Those with the most hound and attack those with the least

19_may_2015A letter a day to number 10. No 1,090

Tuesday 19 May 2015.

Dear Mr Cameron,

I will never understand how those who have every advantage in life and enjoy lives of plenty can choose, choose mind you, to hound and attack the poor and deprive them of the little they have and reduce them to abject penury and despair. I don’t care how you wrap it up or spin it, your austerity pogrom unforgivably targets the poor and most vulnerable people in the UK.

There is something missing in the Tory mindset in particular and in a great many people generally. It is a lack of understanding or appreciation of human kindness and generosity of thought and action. In some, meanness is actually something they enjoy, taking pleasure from hurting others or putting them down.

Holding public office without any understanding, appreciation or concern for humanity is, quite simply, to be unfit to hold office, after all a land filled with buildings and infrastructure but no people requires no government. So parliament exists to serve the nation – ‘A large body of people united by common descent, history, culture, or language, inhabiting a particular state or territory.’

A government that harms the people is despotic, a government that targets and causes harm to the poorest, weakest and most vulnerable people is bestial.

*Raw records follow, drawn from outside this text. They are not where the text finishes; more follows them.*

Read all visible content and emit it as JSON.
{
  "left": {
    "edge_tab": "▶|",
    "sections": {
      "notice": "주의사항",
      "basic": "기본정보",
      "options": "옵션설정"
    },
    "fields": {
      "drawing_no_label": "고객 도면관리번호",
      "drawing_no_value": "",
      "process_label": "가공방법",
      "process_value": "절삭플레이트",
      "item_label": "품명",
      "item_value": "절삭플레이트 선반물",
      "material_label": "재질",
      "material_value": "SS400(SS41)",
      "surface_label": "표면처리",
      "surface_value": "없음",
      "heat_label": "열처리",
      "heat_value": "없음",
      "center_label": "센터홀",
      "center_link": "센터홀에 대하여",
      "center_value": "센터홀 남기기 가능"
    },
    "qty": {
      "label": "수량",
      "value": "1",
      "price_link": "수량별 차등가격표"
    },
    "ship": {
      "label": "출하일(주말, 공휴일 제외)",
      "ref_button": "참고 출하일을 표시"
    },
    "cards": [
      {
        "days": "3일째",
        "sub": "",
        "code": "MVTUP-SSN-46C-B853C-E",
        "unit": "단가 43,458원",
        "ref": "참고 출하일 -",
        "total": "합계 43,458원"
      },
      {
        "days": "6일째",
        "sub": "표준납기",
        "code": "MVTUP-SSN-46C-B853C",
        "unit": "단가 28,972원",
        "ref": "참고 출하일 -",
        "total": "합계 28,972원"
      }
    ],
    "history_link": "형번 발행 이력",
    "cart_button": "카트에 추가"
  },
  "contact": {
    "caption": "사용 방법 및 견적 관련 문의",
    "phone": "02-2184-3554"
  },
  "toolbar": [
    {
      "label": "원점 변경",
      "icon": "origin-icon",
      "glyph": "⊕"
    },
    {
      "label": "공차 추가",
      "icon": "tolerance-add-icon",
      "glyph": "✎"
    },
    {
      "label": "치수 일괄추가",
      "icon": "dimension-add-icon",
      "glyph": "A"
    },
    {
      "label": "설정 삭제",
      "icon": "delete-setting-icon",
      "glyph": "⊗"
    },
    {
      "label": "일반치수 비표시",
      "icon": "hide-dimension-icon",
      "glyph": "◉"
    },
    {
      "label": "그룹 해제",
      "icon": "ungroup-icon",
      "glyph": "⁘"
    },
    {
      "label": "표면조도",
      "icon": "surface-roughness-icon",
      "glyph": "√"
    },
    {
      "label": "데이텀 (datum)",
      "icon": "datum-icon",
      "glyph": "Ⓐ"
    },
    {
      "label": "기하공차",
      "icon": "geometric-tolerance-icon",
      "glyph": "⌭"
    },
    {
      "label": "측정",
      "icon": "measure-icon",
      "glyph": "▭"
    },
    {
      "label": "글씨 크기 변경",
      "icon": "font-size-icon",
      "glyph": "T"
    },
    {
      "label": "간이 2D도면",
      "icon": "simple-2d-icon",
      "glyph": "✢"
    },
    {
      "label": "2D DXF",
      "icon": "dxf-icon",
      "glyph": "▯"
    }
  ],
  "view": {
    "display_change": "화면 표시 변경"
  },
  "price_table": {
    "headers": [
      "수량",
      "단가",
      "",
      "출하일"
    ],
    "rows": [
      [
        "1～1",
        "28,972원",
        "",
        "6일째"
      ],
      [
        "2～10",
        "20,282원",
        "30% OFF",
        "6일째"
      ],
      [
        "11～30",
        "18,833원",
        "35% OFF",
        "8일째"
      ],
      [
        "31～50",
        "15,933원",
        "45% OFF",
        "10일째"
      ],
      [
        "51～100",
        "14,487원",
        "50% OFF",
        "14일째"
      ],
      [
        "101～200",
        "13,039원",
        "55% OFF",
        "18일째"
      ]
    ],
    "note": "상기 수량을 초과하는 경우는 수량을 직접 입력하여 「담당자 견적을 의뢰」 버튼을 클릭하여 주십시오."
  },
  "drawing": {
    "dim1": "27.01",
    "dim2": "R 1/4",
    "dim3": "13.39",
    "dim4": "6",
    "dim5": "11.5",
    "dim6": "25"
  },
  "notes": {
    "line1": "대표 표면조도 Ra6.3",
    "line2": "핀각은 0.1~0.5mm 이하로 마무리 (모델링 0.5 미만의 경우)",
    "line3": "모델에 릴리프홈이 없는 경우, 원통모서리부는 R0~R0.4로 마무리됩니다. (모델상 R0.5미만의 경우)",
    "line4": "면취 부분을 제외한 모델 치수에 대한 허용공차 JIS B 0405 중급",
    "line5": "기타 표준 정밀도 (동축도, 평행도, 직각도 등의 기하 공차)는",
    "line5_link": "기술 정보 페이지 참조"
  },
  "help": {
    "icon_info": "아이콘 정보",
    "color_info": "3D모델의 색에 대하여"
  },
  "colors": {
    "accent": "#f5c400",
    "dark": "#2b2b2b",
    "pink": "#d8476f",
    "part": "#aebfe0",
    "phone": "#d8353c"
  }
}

An act of kindness is about doing something for another without consideration of reward or payment, it is an act of generosity without strings. An act of genuine kindness doesn’t expect or require thanks, if there is an expectation of thanks that is not an act of kindness because it expects to be rewarded, if only with thanks. Even if we act expecting a vicarious reward, like heaven,  that is not kindness, it’s a moral deal we’re striking with god for a reward.

Why am I spelling this out? Because a family, community or nation without kindness is a harsh, bitter and toxic place to live, it is to live in an environment in which people will not flourish in any meaningful way, it is essentially repressive and regressive.

Jacob Rees-Mogg accused anti-austerity protesters as ‘tainted by lack of acceptance of democracy’, thus demonstrating only that, like the rest of you, he doesn’t get it. We live in a country awash with money, one of the richest in the world and also one of the most unequal. Not only does money not grow on trees, 93% of it is made out nothing, not even thin air, by the banks, as debt, which people pay back out of the their labour. For the banks, money is a free good, created out of nothing, yet endlessly enriching them including charging interest on something they never produced or had in the first place. But there’s not enough for the poor, the sick and the vulnerable and they are dying because of austerity. Rees-Mogg said people’s votes supported continued austerity, so they voted for people to continue dying, more poverty, more homeless, more food banks, more despair. That is what people are protesting about, because they want to live in a better country. You may have won seats in parliament, but the majority of people did not vote for you and they are exercising their democratic right to protest against a brutal government without a trace of kindness in it.